Results of this study showed that HFE gene mutations are important in iron deposition in the liver in patients with sickle cell disease.
血色素沉着症是一种常染色体隐性疾病,是铁过载的最重要原因之一。镰状细胞病是一种血红蛋白病,由血红蛋白基因的纯合突变引起。红细胞输血常用于治疗该疾病。输血导致的铁过载对镰状细胞贫血患者以及其他血红蛋白病的死亡率和发病率都很重要。在本研究中,调查了血色素沉着症基因(HFE)p.H63D和p.C282Y突变对携带纯合血红蛋白S突变的镰状细胞病患者输血相关的心脏和肝脏铁过载的影响。
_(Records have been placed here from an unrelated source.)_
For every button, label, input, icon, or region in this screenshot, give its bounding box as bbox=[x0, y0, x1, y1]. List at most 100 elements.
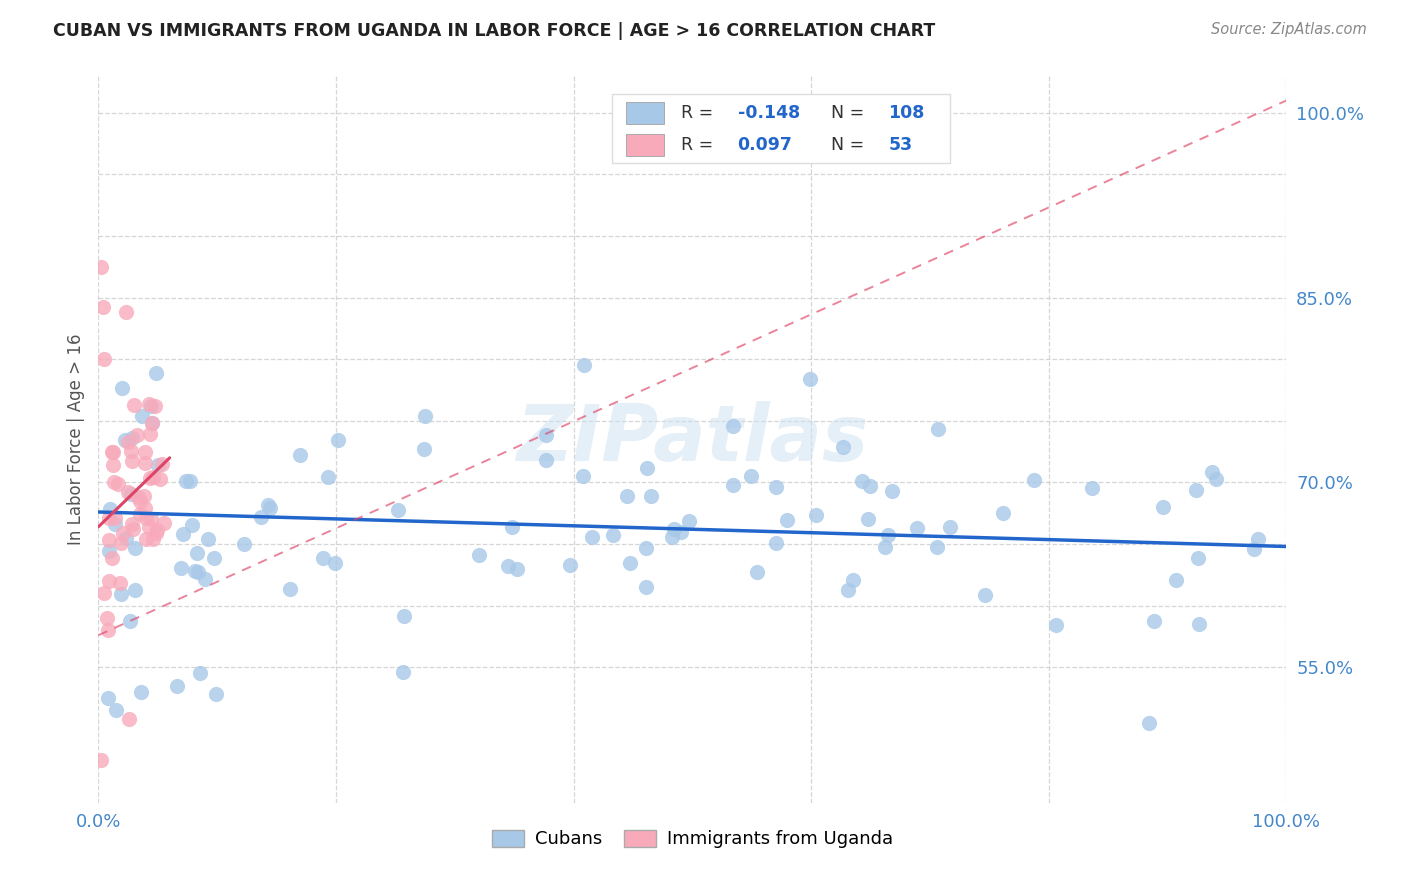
Point bbox=[558, 558, 581, 573]
Point bbox=[129, 493, 152, 508]
Point bbox=[103, 445, 125, 459]
Point bbox=[842, 573, 865, 587]
Point bbox=[180, 517, 202, 532]
Point bbox=[288, 448, 311, 462]
Point bbox=[877, 528, 900, 542]
Point bbox=[139, 426, 162, 441]
Point bbox=[125, 428, 148, 442]
Point bbox=[122, 522, 145, 536]
Point bbox=[1185, 483, 1208, 497]
Point bbox=[832, 440, 855, 454]
Point bbox=[101, 445, 124, 459]
Point bbox=[1081, 481, 1104, 495]
Point bbox=[97, 574, 120, 588]
Point bbox=[873, 540, 896, 554]
Text: 108: 108 bbox=[889, 103, 925, 122]
Point bbox=[602, 528, 624, 542]
Point bbox=[939, 519, 962, 533]
Point bbox=[104, 517, 127, 532]
Text: CUBAN VS IMMIGRANTS FROM UGANDA IN LABOR FORCE | AGE > 16 CORRELATION CHART: CUBAN VS IMMIGRANTS FROM UGANDA IN LABOR… bbox=[53, 22, 935, 40]
Point bbox=[108, 575, 131, 590]
Point bbox=[278, 582, 301, 597]
Point bbox=[90, 753, 112, 767]
Point bbox=[1201, 465, 1223, 479]
Point bbox=[804, 508, 827, 523]
Point bbox=[905, 521, 928, 535]
Point bbox=[121, 516, 143, 531]
Point bbox=[316, 470, 339, 484]
Point bbox=[859, 479, 882, 493]
FancyBboxPatch shape bbox=[612, 94, 950, 163]
Text: N =: N = bbox=[831, 103, 870, 122]
Point bbox=[118, 712, 141, 726]
Point bbox=[326, 434, 349, 448]
Point bbox=[150, 457, 173, 471]
Point bbox=[103, 475, 125, 489]
Point bbox=[90, 260, 112, 274]
Point bbox=[669, 524, 692, 539]
Point bbox=[259, 500, 281, 515]
Point bbox=[1247, 532, 1270, 546]
Point bbox=[1243, 541, 1265, 556]
Point bbox=[129, 685, 152, 699]
Point bbox=[128, 507, 150, 521]
Point bbox=[93, 586, 115, 600]
Point bbox=[143, 399, 166, 413]
Point bbox=[467, 548, 489, 562]
Point bbox=[139, 512, 162, 526]
Point bbox=[166, 679, 188, 693]
Point bbox=[534, 453, 557, 467]
Point bbox=[138, 397, 160, 411]
Point bbox=[111, 526, 134, 541]
Point bbox=[134, 500, 156, 515]
Point bbox=[187, 565, 209, 579]
Point bbox=[636, 580, 658, 594]
Legend: Cubans, Immigrants from Uganda: Cubans, Immigrants from Uganda bbox=[485, 822, 900, 855]
Point bbox=[121, 453, 143, 467]
Point bbox=[122, 398, 145, 412]
Point bbox=[927, 540, 949, 554]
Point bbox=[110, 587, 132, 601]
Point bbox=[572, 468, 595, 483]
Point bbox=[98, 502, 121, 516]
Point bbox=[1152, 500, 1174, 514]
Point bbox=[1164, 573, 1187, 587]
Point bbox=[127, 490, 149, 504]
Point bbox=[311, 550, 333, 565]
Point bbox=[146, 524, 169, 538]
Point bbox=[1137, 715, 1160, 730]
Point bbox=[880, 483, 903, 498]
Point bbox=[799, 372, 821, 386]
Point bbox=[96, 611, 118, 625]
Point bbox=[775, 513, 797, 527]
Point bbox=[134, 444, 156, 458]
Point bbox=[392, 665, 415, 679]
Point bbox=[233, 536, 256, 550]
Point bbox=[1022, 473, 1045, 487]
Point bbox=[194, 573, 217, 587]
Point bbox=[501, 520, 523, 534]
Point bbox=[107, 477, 129, 491]
Text: ZIPatlas: ZIPatlas bbox=[516, 401, 869, 477]
Text: N =: N = bbox=[831, 136, 870, 154]
Point bbox=[142, 532, 165, 546]
Text: R =: R = bbox=[681, 103, 718, 122]
Point bbox=[98, 533, 121, 547]
Point bbox=[413, 409, 436, 424]
Point bbox=[534, 427, 557, 442]
Point bbox=[325, 557, 347, 571]
Point bbox=[837, 583, 859, 598]
Point bbox=[636, 461, 658, 475]
Point bbox=[117, 484, 139, 499]
Point bbox=[111, 381, 134, 395]
Point bbox=[114, 433, 136, 447]
Point bbox=[131, 409, 153, 423]
Point bbox=[121, 431, 143, 445]
Point bbox=[110, 536, 132, 550]
Point bbox=[98, 544, 121, 558]
Point bbox=[765, 480, 787, 494]
Text: 53: 53 bbox=[889, 136, 912, 154]
Text: -0.148: -0.148 bbox=[738, 103, 800, 122]
Point bbox=[117, 434, 139, 449]
Point bbox=[141, 417, 163, 431]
这是一项针对2008年至2013年间携带纯合血红蛋白S突变患者的前瞻性单中心横断面研究。患者分为两组。第一组(A组,n = 31)接受螯合疗法,第二组(B组,n = 13)未接受。分别通过磁共振成像和生化方法分析直接和间接铁负荷。通过聚合酶链反应-限制性片段长度多态性方法分析HFE基因突变。采用独立样本t检验进行统计分析。
A组10例(32.3%)患者检测到p.H63D突变,B组仅1例(7.7%)检测到该突变。比较两组的铁过载情况时,B组肝脏中的铁沉积显著更高(p = 0.046)。此外,在A组中,HFE基因突变携带者的铁沉积显著高于未发生突变的患者(p = 0.05)。
本研究结果表明,HFE基因突变对镰状细胞病患者肝脏中的铁沉积具有重要影响。